China: Waiting for policy tailwind
A year after the restrictions imposed because of the COVID-19 pandemic were lifted, China's economic recovery still lacks enough momentum. One thing is clear: China's economy as of today is operating at below potential. We believe a sizable negative output gap emerged in 2022 that has persisted in 2023, judging from the low capacity utilization rates, labor market slack, weak credit demand and, most importantly, negative consumer and producer prices inflation. Therefore, China's potential for growth should be higher than the 4.1 percent average growth in 2022-23. In our view, it should be in the 4.5-5 percent range. Growth could be even higher for a short period, if the economy can enter a cyclical rebound to close the negative output gap.

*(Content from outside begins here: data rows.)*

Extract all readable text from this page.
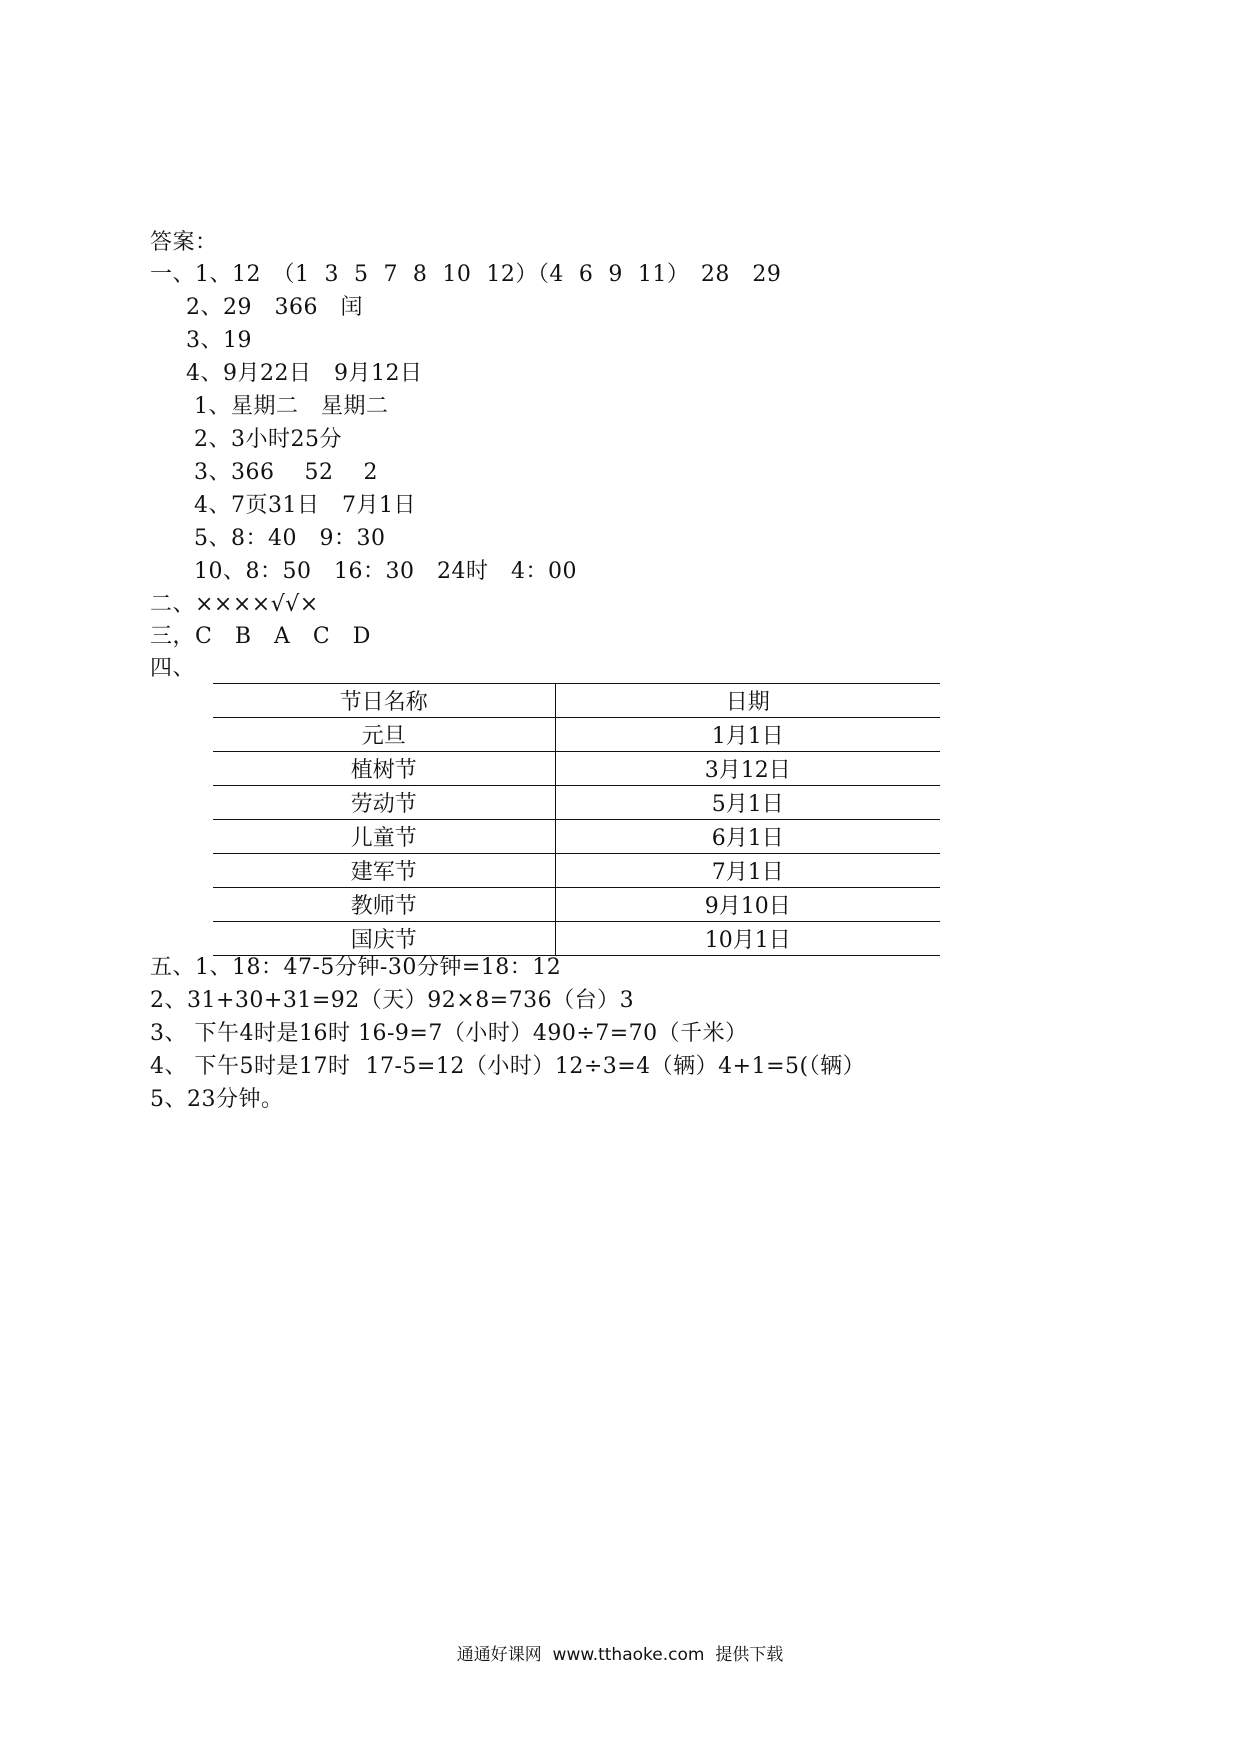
答案：
一、1、12　（1  3  5  7  8  10  12）（4  6  9  11）　28　29
2、29　366　闰
3、19
4、9月22日　9月12日
1、星期二　星期二
2、3小时25分
3、366　 52　 2
4、7页31日　7月1日
5、8：40　9：30
10、8：50　16：30　24时　4：00
二、××××√√×
三，C　B　A　C　D
四、
节日名称	日期
元旦	1月1日
植树节	3月12日
劳动节	5月1日
儿童节	6月1日
建军节	7月1日
教师节	9月10日
国庆节	10月1日
五、1、18：47-5分钟-30分钟=18：12
2、31+30+31=92（天）92×8=736（台）3
3、 下午4时是16时 16-9=7（小时）490÷7=70（千米）
4、 下午5时是17时  17-5=12（小时）12÷3=4（辆）4+1=5(（辆）
5、23分钟。
通通好课网  www.tthaoke.com  提供下载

That cyclical rebound hasn't happened yet, primarily because after a prolonged property sector downturn and a sharp drop in inflation, a vicious loop has emerged among consumer spending, business profits and forward expectations for income and prices. A positive shock is required to break the loop. Unfortunately, both external demand and public spending have contracted for most of 2023, thus reinforcing rather than breaking this vicious circle.
Only the government can jump-start the economy through forceful and coordinated policy responses. The most important policy variable is the government's 2024 growth target. Our base case is the government will likely commit to boost growth by setting a growth target at "above 4.5 percent" for 2024, moderately higher than the 4.1 percent average growth in 2022-23. This will be consistent with our 4.7 percent real GDP growth and 1 percent inflation forecasts in 2024.